Is there a way to load the 10GB text file once into RAM and access it over and over again? I have 16GB RAM available. That should be enough, right? Is there anything else I could do to speed up the search? Unfortunately I don't know any more.


Solution

  • Take your sample input as input.txt as below

    000000005AD76BD555C1D6D771DE417A4B87E4B4:4
    00000000A8DAE4228F821FB418F59826079BF368:3
    00000000DD7F2A1C68A35673713783CA390C9E93:630
    00000001E225B908BAC31C56DB04D892E47536E0:5
    00000006BAB7FC3113AA73DE3589630FC08218E7:2
    00000008CD1806EB7B9B46A8F87690B2AC16F617:4
    0000000A0E3B9F25FF41DE4B5AC238C2D545C7A8:15
    0000000A1D4B746FAA3FD526FF6D5BC8052FDB38:16
    0000000CAEF405439D57847A8657218C618160B2:15
    0000000FC1C08E6454BED24F463EA2129E254D43:40
    

    And remove the counts so your file becomes (in.txt below ):

    000000005AD76BD555C1D6D771DE417A4B87E4B4
    00000000A8DAE4228F821FB418F59826079BF368
    00000000DD7F2A1C68A35673713783CA390C9E93
    00000001E225B908BAC31C56DB04D892E47536E0
    00000006BAB7FC3113AA73DE3589630FC08218E7
    00000008CD1806EB7B9B46A8F87690B2AC16F617
    0000000A0E3B9F25FF41DE4B5AC238C2D545C7A8
    0000000A1D4B746FAA3FD526FF6D5BC8052FDB38
    0000000CAEF405439D57847A8657218C618160B2
    0000000FC1C08E6454BED24F463EA2129E254D43
    

    This will ensure you have fixed size for each entry.
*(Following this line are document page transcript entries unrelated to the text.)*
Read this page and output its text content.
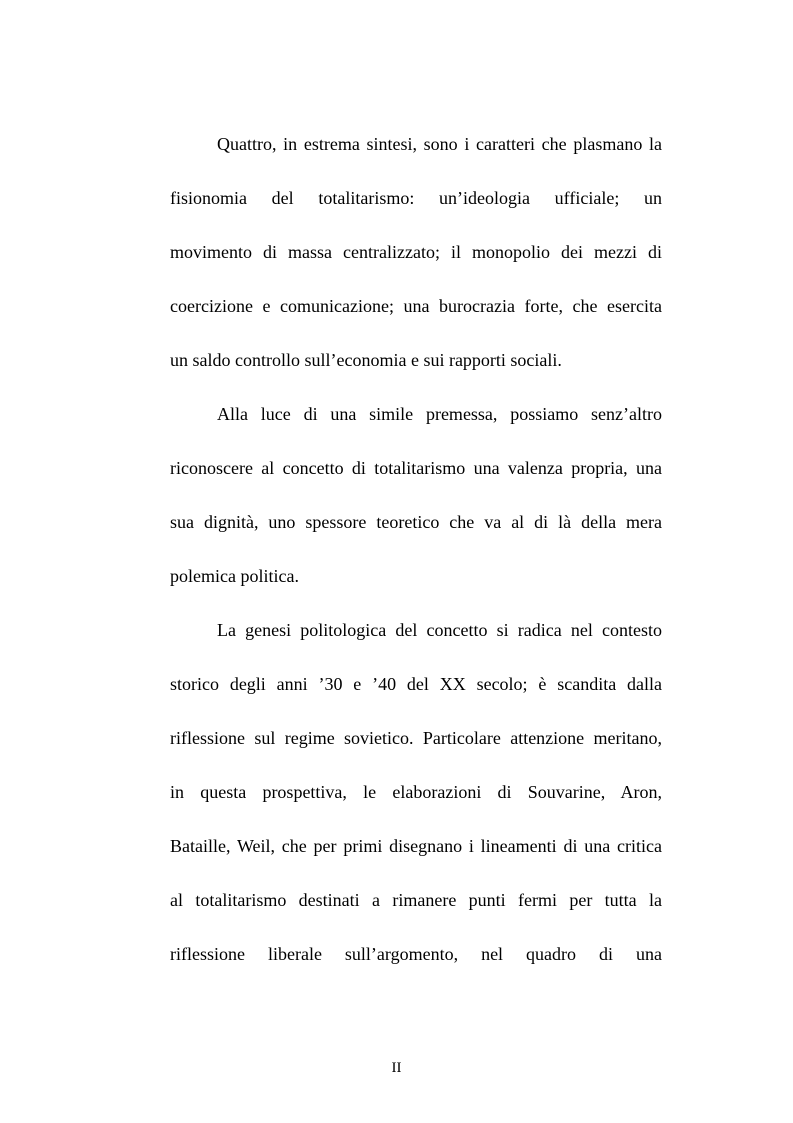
Quattro, in estrema sintesi, sono i caratteri che plasmano la
fisionomia del totalitarismo: un’ideologia ufficiale; un
movimento di massa centralizzato; il monopolio dei mezzi di
coercizione e comunicazione; una burocrazia forte, che esercita
un saldo controllo sull’economia e sui rapporti sociali.
Alla luce di una simile premessa, possiamo senz’altro
riconoscere al concetto di totalitarismo una valenza propria, una
sua dignità, uno spessore teoretico che va al di là della mera
polemica politica.
La genesi politologica del concetto si radica nel contesto
storico degli anni ’30 e ’40 del XX secolo; è scandita dalla
riflessione sul regime sovietico. Particolare attenzione meritano,
in questa prospettiva, le elaborazioni di Souvarine, Aron,
Bataille, Weil, che per primi disegnano i lineamenti di una critica
al totalitarismo destinati a rimanere punti fermi per tutta la
riflessione liberale sull’argomento, nel quadro di una
II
    Now you can use mmap based file reading approach as in here https://docs.python.org/3/library/mmap.html

    import mmap
    import os
    
    FIELD_SIZE=40+1  # also include newline separator
    
    def binarySearch(mm, l, r, x):
        while l <= r:
            mid = int(l + (r - l)/2);
            # Check if x is present at mid
            mid_slice = mm[mid*FIELD_SIZE:(mid+1)*FIELD_SIZE]
            mid_slice = mid_slice.decode('utf-8').strip()
            # print(mid_slice)
            if mid_slice == x:
                return mid
            # If x is greater, ignore left half
            elif mid_slice < x:
                l = mid + 1
                #print l
            # If x is smaller, ignore right half
            else:
                r = mid - 1
                #print r
    
        # If we reach here, then the element
        # was not present
        return -1
    
    # text=f.readlines()
    # data=text
    #print data
    x = '0000000CAEF405439D57847A8657218C618160B2'
    
    with open('in.txt', 'r+b') as f:
        mm = mmap.mmap(f.fileno(), 0)
        f.seek(0, os.SEEK_END)
        size = f.tell()
        result = binarySearch(mm, 0, size/FIELD_SIZE, x)
        if result != -1:
            print("Element is present at index % d" % result)
        else:
            print("Element is not present in array")
    

    OUTPUT:

    $ python3 find.py 
    Element is present at index  8
    

    Since the file is not read completely in memory, there won't be out of memory errors.